Source: Construction review

Read more... 0

Off-grid energy company SolarNow and investors comprising of SunFunder, Oikocredit and responsAbility Investments have established a new syndicated receivables financing facility to the sum of US $6m.
Structured as a bankruptcy-remote special purpose vehicle, the facility will enable renewables company to deploy solar home systems. This will cover a broad section of Uganda’s off-grid population by offering credit to end users.
The facility is SolarNow’s second structured asset finance instrument, known as SAFI, arranged by SunFunder. SAFI is a bankruptcy-remote special purpose vehicle whose design is for solar companies deploying systems through pay-as-you-go and solar leasing models in developing countries.
Willem Nolens, SolarNow CEO, commenting on the development, said that this new step of the partnership will enable them to continue tackling the massive unmet market opportunity in East Africa of providing affordable energy to millions of off-grid households. “We will also reach 70% of Uganda’s off-grid population with solar home systems,” he added.
Off-grid energy for remote communities
The facility enables the solar company to expand their offerings and reach more people living without access to energy.
The syndication was led by SunFunder, with each lender providing US $2m to the facility. SunFunder, acting as the arranger, lender and also a facility agent, arranged the US $6m facility with social investor Oikocredit and an energy fund focusing on energy access and managed by responsAbility Investments as co-investors.
According to SunFunder CEO, Ryan Levinson the customers need more scalable, less time-consuming financing options. This is important so they can focus on their core business delivering solar energy. “Furthermore, by leading syndications, SunFunder offers solar companies larger ticket size loans with less hassle. We are glad to build on our long-standing relationship with SolarNow and bring in additional investors,” he said.

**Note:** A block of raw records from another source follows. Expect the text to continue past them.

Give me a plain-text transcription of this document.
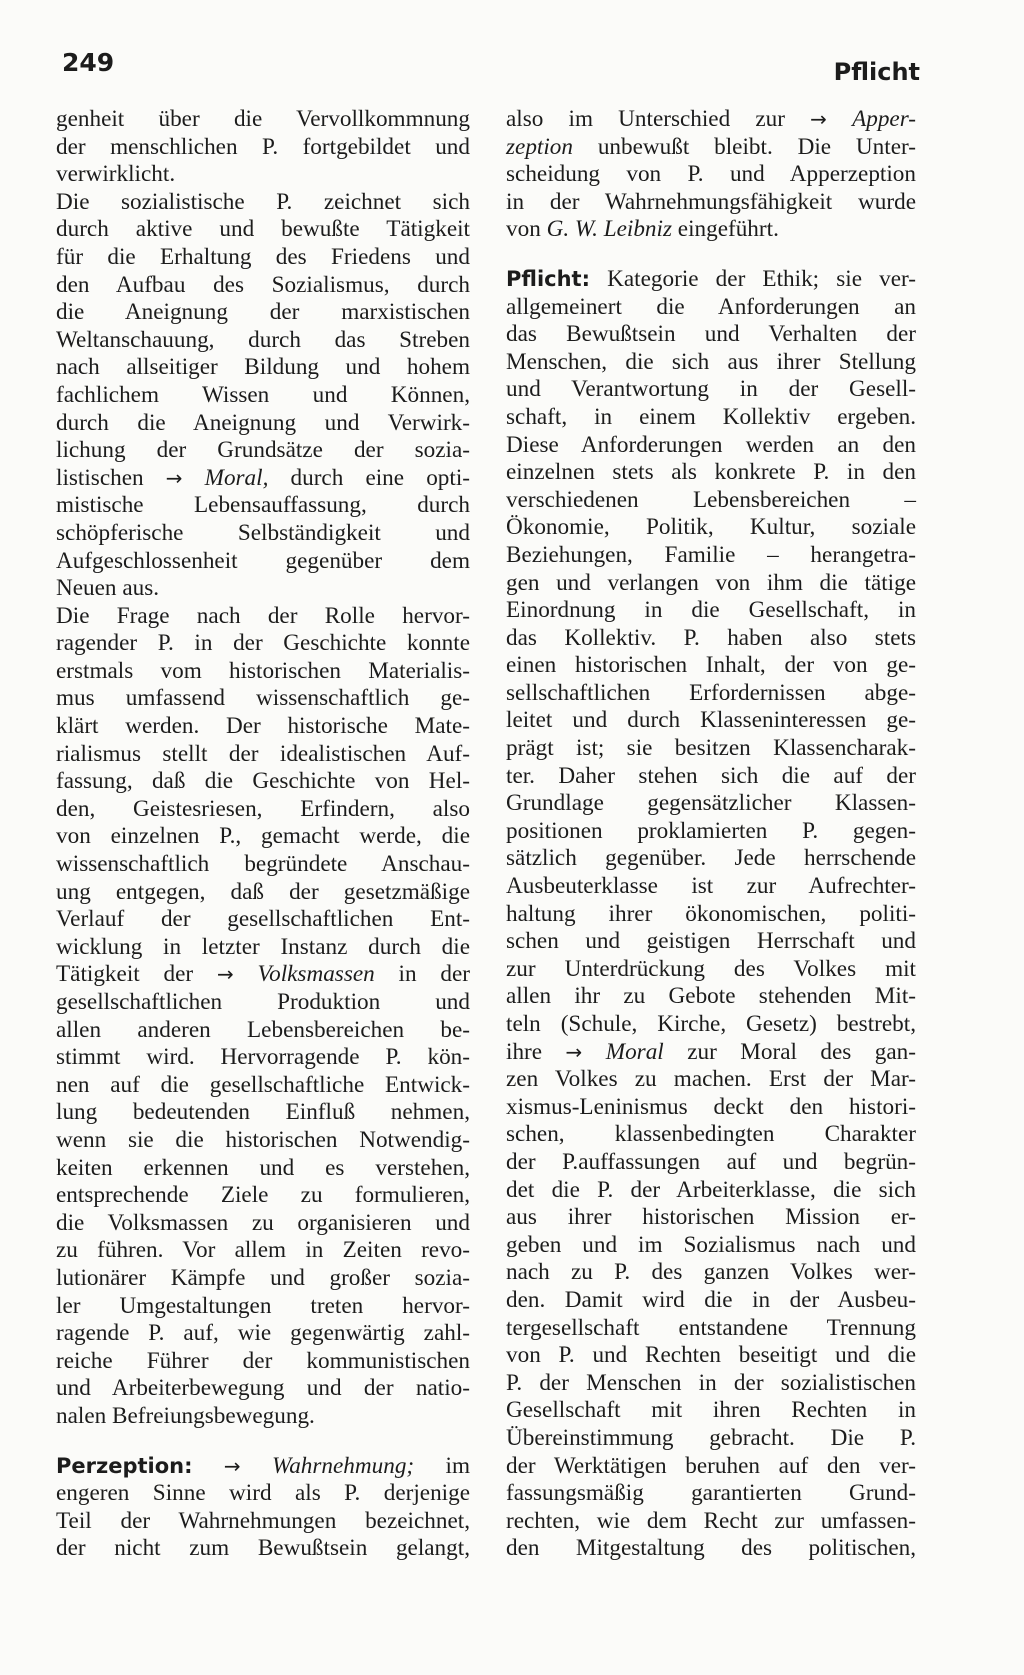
249	Pflicht
genheit über die Vervollkommnung
der menschlichen P. fortgebildet und
verwirklicht.
Die sozialistische P. zeichnet sich
durch aktive und bewußte Tätigkeit
für die Erhaltung des Friedens und
den Aufbau des Sozialismus, durch
die Aneignung der marxistischen
Weltanschauung, durch das Streben
nach allseitiger Bildung und hohem
fachlichem Wissen und Können,
durch die Aneignung und Verwirk-
lichung der Grundsätze der sozia-
listischen → Moral, durch eine opti-
mistische Lebensauffassung, durch
schöpferische Selbständigkeit und
Aufgeschlossenheit gegenüber dem
Neuen aus.
Die Frage nach der Rolle hervor-
ragender P. in der Geschichte konnte
erstmals vom historischen Materialis-
mus umfassend wissenschaftlich ge-
klärt werden. Der historische Mate-
rialismus stellt der idealistischen Auf-
fassung, daß die Geschichte von Hel-
den, Geistesriesen, Erfindern, also
von einzelnen P., gemacht werde, die
wissenschaftlich begründete Anschau-
ung entgegen, daß der gesetzmäßige
Verlauf der gesellschaftlichen Ent-
wicklung in letzter Instanz durch die
Tätigkeit der → Volksmassen in der
gesellschaftlichen Produktion und
allen anderen Lebensbereichen be-
stimmt wird. Hervorragende P. kön-
nen auf die gesellschaftliche Entwick-
lung bedeutenden Einfluß nehmen,
wenn sie die historischen Notwendig-
keiten erkennen und es verstehen,
entsprechende Ziele zu formulieren,
die Volksmassen zu organisieren und
zu führen. Vor allem in Zeiten revo-
lutionärer Kämpfe und großer sozia-
ler Umgestaltungen treten hervor-
ragende P. auf, wie gegenwärtig zahl-
reiche Führer der kommunistischen
und Arbeiterbewegung und der natio-
nalen Befreiungsbewegung.
Perzeption: → Wahrnehmung; im
engeren Sinne wird als P. derjenige
Teil der Wahrnehmungen bezeichnet,
der nicht zum Bewußtsein gelangt,
also im Unterschied zur → Apper-
zeption unbewußt bleibt. Die Unter-
scheidung von P. und Apperzeption
in der Wahrnehmungsfähigkeit wurde
von G. W. Leibniz eingeführt.
Pflicht: Kategorie der Ethik; sie ver-
allgemeinert die Anforderungen an
das Bewußtsein und Verhalten der
Menschen, die sich aus ihrer Stellung
und Verantwortung in der Gesell-
schaft, in einem Kollektiv ergeben.
Diese Anforderungen werden an den
einzelnen stets als konkrete P. in den
verschiedenen Lebensbereichen –
Ökonomie, Politik, Kultur, soziale
Beziehungen, Familie – herangetra-
gen und verlangen von ihm die tätige
Einordnung in die Gesellschaft, in
das Kollektiv. P. haben also stets
einen historischen Inhalt, der von ge-
sellschaftlichen Erfordernissen abge-
leitet und durch Klasseninteressen ge-
prägt ist; sie besitzen Klassencharak-
ter. Daher stehen sich die auf der
Grundlage gegensätzlicher Klassen-
positionen proklamierten P. gegen-
sätzlich gegenüber. Jede herrschende
Ausbeuterklasse ist zur Aufrechter-
haltung ihrer ökonomischen, politi-
schen und geistigen Herrschaft und
zur Unterdrückung des Volkes mit
allen ihr zu Gebote stehenden Mit-
teln (Schule, Kirche, Gesetz) bestrebt,
ihre → Moral zur Moral des gan-
zen Volkes zu machen. Erst der Mar-
xismus-Leninismus deckt den histori-
schen, klassenbedingten Charakter
der P.auffassungen auf und begrün-
det die P. der Arbeiterklasse, die sich
aus ihrer historischen Mission er-
geben und im Sozialismus nach und
nach zu P. des ganzen Volkes wer-
den. Damit wird die in der Ausbeu-
tergesellschaft entstandene Trennung
von P. und Rechten beseitigt und die
P. der Menschen in der sozialistischen
Gesellschaft mit ihren Rechten in
Übereinstimmung gebracht. Die P.
der Werktätigen beruhen auf den ver-
fassungsmäßig garantierten Grund-
rechten, wie dem Recht zur umfassen-
den Mitgestaltung des politischen,
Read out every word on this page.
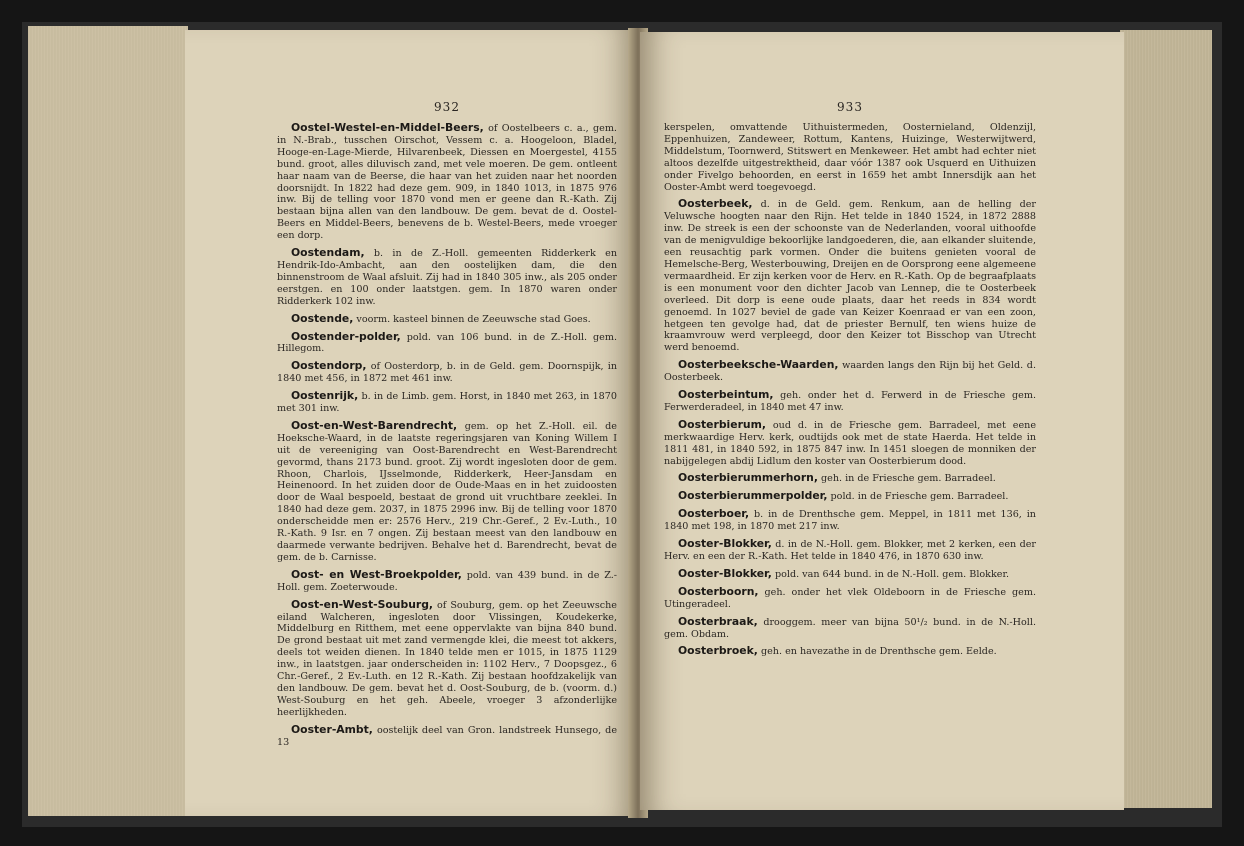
932

Oostel-Westel-en-Middel-Beers, of Oostelbeers c. a., gem. in N.-Brab., tusschen Oirschot, Vessem c. a. Hoogeloon, Bladel, Hooge-en-Lage-Mierde, Hilvarenbeek, Diessen en Moergestel, 4155 bund. groot, alles diluvisch zand, met vele moeren. De gem. ontleent haar naam van de Beerse, die haar van het zuiden naar het noorden doorsnijdt. In 1822 had deze gem. 909, in 1840 1013, in 1875 976 inw. Bij de telling voor 1870 vond men er geene dan R.-Kath. Zij bestaan bijna allen van den landbouw. De gem. bevat de d. Oostel-Beers en Middel-Beers, benevens de b. Westel-Beers, mede vroeger een dorp.

Oostendam, b. in de Z.-Holl. gemeenten Ridderkerk en Hendrik-Ido-Ambacht, aan den oostelijken dam, die den binnenstroom de Waal afsluit. Zij had in 1840 305 inw., als 205 onder eerstgen. en 100 onder laatstgen. gem. In 1870 waren onder Ridderkerk 102 inw.

Oostende, voorm. kasteel binnen de Zeeuwsche stad Goes.

Oostender-polder, pold. van 106 bund. in de Z.-Holl. gem. Hillegom.

Oostendorp, of Oosterdorp, b. in de Geld. gem. Doornspijk, in 1840 met 456, in 1872 met 461 inw.

Oostenrijk, b. in de Limb. gem. Horst, in 1840 met 263, in 1870 met 301 inw.

Oost-en-West-Barendrecht, gem. op het Z.-Holl. eil. de Hoeksche-Waard, in de laatste regeringsjaren van Koning Willem I uit de vereeniging van Oost-Barendrecht en West-Barendrecht gevormd, thans 2173 bund. groot. Zij wordt ingesloten door de gem. Rhoon, Charlois, IJsselmonde, Ridderkerk, Heer-Jansdam en Heinenoord. In het zuiden door de Oude-Maas en in het zuidoosten door de Waal bespoeld, bestaat de grond uit vruchtbare zeeklei. In 1840 had deze gem. 2037, in 1875 2996 inw. Bij de telling voor 1870 onderscheidde men er: 2576 Herv., 219 Chr.-Geref., 2 Ev.-Luth., 10 R.-Kath. 9 Isr. en 7 ongen. Zij bestaan meest van den landbouw en daarmede verwante bedrijven. Behalve het d. Barendrecht, bevat de gem. de b. Carnisse.

Oost- en West-Broekpolder, pold. van 439 bund. in de Z.-Holl. gem. Zoeterwoude.

Oost-en-West-Souburg, of Souburg, gem. op het Zeeuwsche eiland Walcheren, ingesloten door Vlissingen, Koudekerke, Middelburg en Ritthem, met eene oppervlakte van bijna 840 bund. De grond bestaat uit met zand vermengde klei, die meest tot akkers, deels tot weiden dienen. In 1840 telde men er 1015, in 1875 1129 inw., in laatstgen. jaar onderscheiden in: 1102 Herv., 7 Doopsgez., 6 Chr.-Geref., 2 Ev.-Luth. en 12 R.-Kath. Zij bestaan hoofdzakelijk van den landbouw. De gem. bevat het d. Oost-Souburg, de b. (voorm. d.) West-Souburg en het geh. Abeele, vroeger 3 afzonderlijke heerlijkheden.

Ooster-Ambt, oostelijk deel van Gron. landstreek Hunsego, de 13

933

kerspelen, omvattende Uithuistermeden, Oosternieland, Oldenzijl, Eppenhuizen, Zandeweer, Rottum, Kantens, Huizinge, Westerwijtwerd, Middelstum, Toornwerd, Stitswert en Menkeweer. Het ambt had echter niet altoos dezelfde uitgestrektheid, daar vóór 1387 ook Usquerd en Uithuizen onder Fivelgo behoorden, en eerst in 1659 het ambt Innersdijk aan het Ooster-Ambt werd toegevoegd.

Oosterbeek, d. in de Geld. gem. Renkum, aan de helling der Veluwsche hoogten naar den Rijn. Het telde in 1840 1524, in 1872 2888 inw. De streek is een der schoonste van de Nederlanden, vooral uithoofde van de menigvuldige bekoorlijke landgoederen, die, aan elkander sluitende, een reusachtig park vormen. Onder die buitens genieten vooral de Hemelsche-Berg, Westerbouwing, Dreijen en de Oorsprong eene algemeene vermaardheid. Er zijn kerken voor de Herv. en R.-Kath. Op de begraafplaats is een monument voor den dichter Jacob van Lennep, die te Oosterbeek overleed. Dit dorp is eene oude plaats, daar het reeds in 834 wordt genoemd. In 1027 beviel de gade van Keizer Koenraad er van een zoon, hetgeen ten gevolge had, dat de priester Bernulf, ten wiens huize de kraamvrouw werd verpleegd, door den Keizer tot Bisschop van Utrecht werd benoemd.

Oosterbeeksche-Waarden, waarden langs den Rijn bij het Geld. d. Oosterbeek.

Oosterbeintum, geh. onder het d. Ferwerd in de Friesche gem. Ferwerderadeel, in 1840 met 47 inw.

Oosterbierum, oud d. in de Friesche gem. Barradeel, met eene merkwaardige Herv. kerk, oudtijds ook met de state Haerda. Het telde in 1811 481, in 1840 592, in 1875 847 inw. In 1451 sloegen de monniken der nabijgelegen abdij Lidlum den koster van Oosterbierum dood.

Oosterbierummerhorn, geh. in de Friesche gem. Barradeel.

Oosterbierummerpolder, pold. in de Friesche gem. Barradeel.

Oosterboer, b. in de Drenthsche gem. Meppel, in 1811 met 136, in 1840 met 198, in 1870 met 217 inw.

Ooster-Blokker, d. in de N.-Holl. gem. Blokker, met 2 kerken, een der Herv. en een der R.-Kath. Het telde in 1840 476, in 1870 630 inw.

Ooster-Blokker, pold. van 644 bund. in de N.-Holl. gem. Blokker.

Oosterboorn, geh. onder het vlek Oldeboorn in de Friesche gem. Utingeradeel.

Oosterbraak, drooggem. meer van bijna 50¹/₂ bund. in de N.-Holl. gem. Obdam.

Oosterbroek, geh. en havezathe in de Drenthsche gem. Eelde.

Source: Construction review

Read more... 0

Egypt will construct Africa’s tallest skyscraper as part of the new administrative capital project. The new building will be worth a whopping US$ 3bn.
State-owned China State Construction Engineering Corporation (CSCEC) is the company behind the project. It will develop the 345m-high skyscraper and once complete it will replace South Africa’s 223-meter-tall Carlton Centre.
Features of the skyscraper
The development will also comprise of 12 business complexes, five residential buildings and two hotels over half a square kilometer. In total, the new capital will cover an area of 50km.

Read more... 0

Visit the best review site bbetting.co.uk for Bet365 site.